In response to Josh Hawley Says Conservatives Must Reclaim the Theodore Roosevelt Legacy. Not So Fast

Sean-Michael reported on the latest example of Missouri senator Josh Hawley’s admiration for Theodore Roosevelt, and wisely raised several pertinent objections to conservative affection for the Bull Moose. You can find more reason for skepticism here and here, as well as in Roosevelt’s own words. Consider his understanding of the presidency, known as the “stewardship theory,” revealed in his autobiography:

My view was that every executive officer, and above all every executive officer in high position, was a steward of the people bound actively and affirmatively to do all he could for the people, and not to content himself with the negative merit of keeping his talents undamaged in a napkin. I declined to adopt the view that what was imperatively necessary for the Nation could not be done by the President unless he could find some specific authorization to do it. My belief was that it was not only his right but his duty to do anything that the needs of the Nation demanded unless such action was forbidden by the Constitution or by the laws. Under this interpretation of executive power I did and caused to be done many things not previously done by the President and the heads of the departments. I did not usurp power, but I did greatly broaden the use of executive power. In other words, I acted for the public welfare, I acted for the common well-being of all our people, whenever and in whatever manner was necessary, unless prevented by direct constitutional or legislative prohibition. I did not care a rap for the mere form and show of power; I cared immensely for the use that could be made of the substance.

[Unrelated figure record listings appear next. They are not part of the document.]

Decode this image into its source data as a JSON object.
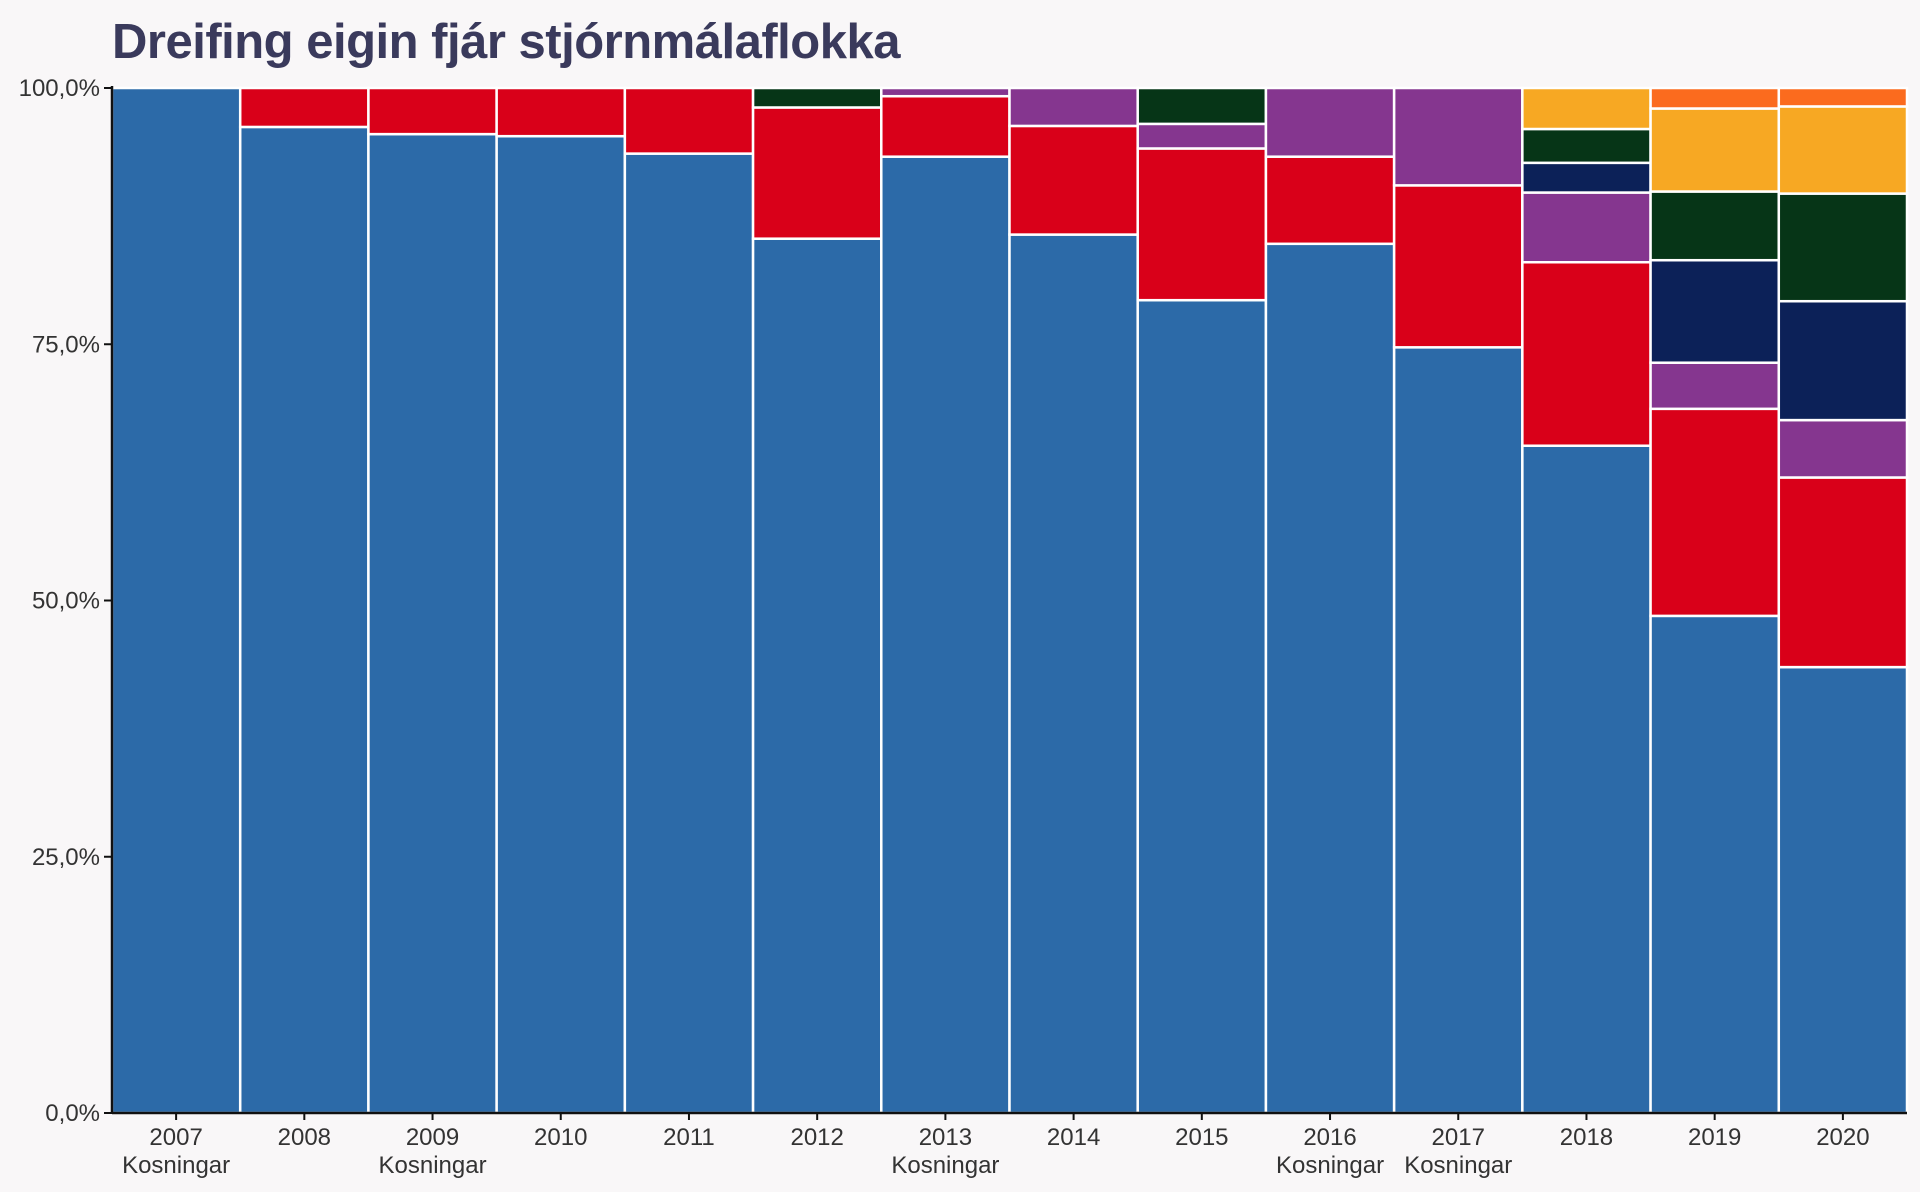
{
  "chart_data": {
    "type": "bar",
    "stacked": "percent",
    "title": "Dreifing eigin fjár stjórnmálaflokka",
    "xlabel": "",
    "ylabel": "",
    "ylim": [
      0,
      100
    ],
    "y_ticks": [
      "0,0%",
      "25,0%",
      "50,0%",
      "75,0%",
      "100,0%"
    ],
    "y_tick_values": [
      0,
      25,
      50,
      75,
      100
    ],
    "categories": [
      "2007",
      "2008",
      "2009",
      "2010",
      "2011",
      "2012",
      "2013",
      "2014",
      "2015",
      "2016",
      "2017",
      "2018",
      "2019",
      "2020"
    ],
    "sublabels": [
      "Kosningar",
      "",
      "Kosningar",
      "",
      "",
      "",
      "Kosningar",
      "",
      "",
      "Kosningar",
      "Kosningar",
      "",
      "",
      ""
    ],
    "series": [
      {
        "color": "#2c6aa8",
        "values": [
          100,
          96.2,
          95.5,
          95.3,
          93.6,
          85.3,
          93.3,
          85.7,
          79.3,
          84.8,
          74.7,
          65.1,
          48.5,
          43.5
        ]
      },
      {
        "color": "#d90019",
        "values": [
          0,
          3.8,
          4.5,
          4.7,
          6.4,
          12.8,
          5.9,
          10.6,
          14.8,
          8.5,
          15.8,
          17.9,
          20.2,
          18.5
        ]
      },
      {
        "color": "#85368f",
        "values": [
          0,
          0,
          0,
          0,
          0,
          0,
          0.8,
          3.7,
          2.4,
          6.7,
          9.5,
          6.8,
          4.5,
          5.6
        ]
      },
      {
        "color": "#0c2158",
        "values": [
          0,
          0,
          0,
          0,
          0,
          0,
          0,
          0,
          0,
          0,
          0,
          2.9,
          10,
          11.6
        ]
      },
      {
        "color": "#063517",
        "values": [
          0,
          0,
          0,
          0,
          0,
          1.9,
          0,
          0,
          3.5,
          0,
          0,
          3.3,
          6.7,
          10.5
        ]
      },
      {
        "color": "#f7a823",
        "values": [
          0,
          0,
          0,
          0,
          0,
          0,
          0,
          0,
          0,
          0,
          0,
          4,
          8.1,
          8.5
        ]
      },
      {
        "color": "#fb6b1e",
        "values": [
          0,
          0,
          0,
          0,
          0,
          0,
          0,
          0,
          0,
          0,
          0,
          0,
          2,
          1.8
        ]
      }
    ],
    "grid": false,
    "legend": "none"
  }
}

One sees, even in this brief excerpt, not only a rather capacious view of executive power, but also a belief that the “Nation” and “our people” are an abstract, collective force whose will can be discerned not by the pathways established in our constitutional architecture but rather only by the singular figure of the president himself. (Cameron Hilditch had more to say about that earlier this year.) This is a view that fits uncomfortably within a system of free government, to say the least.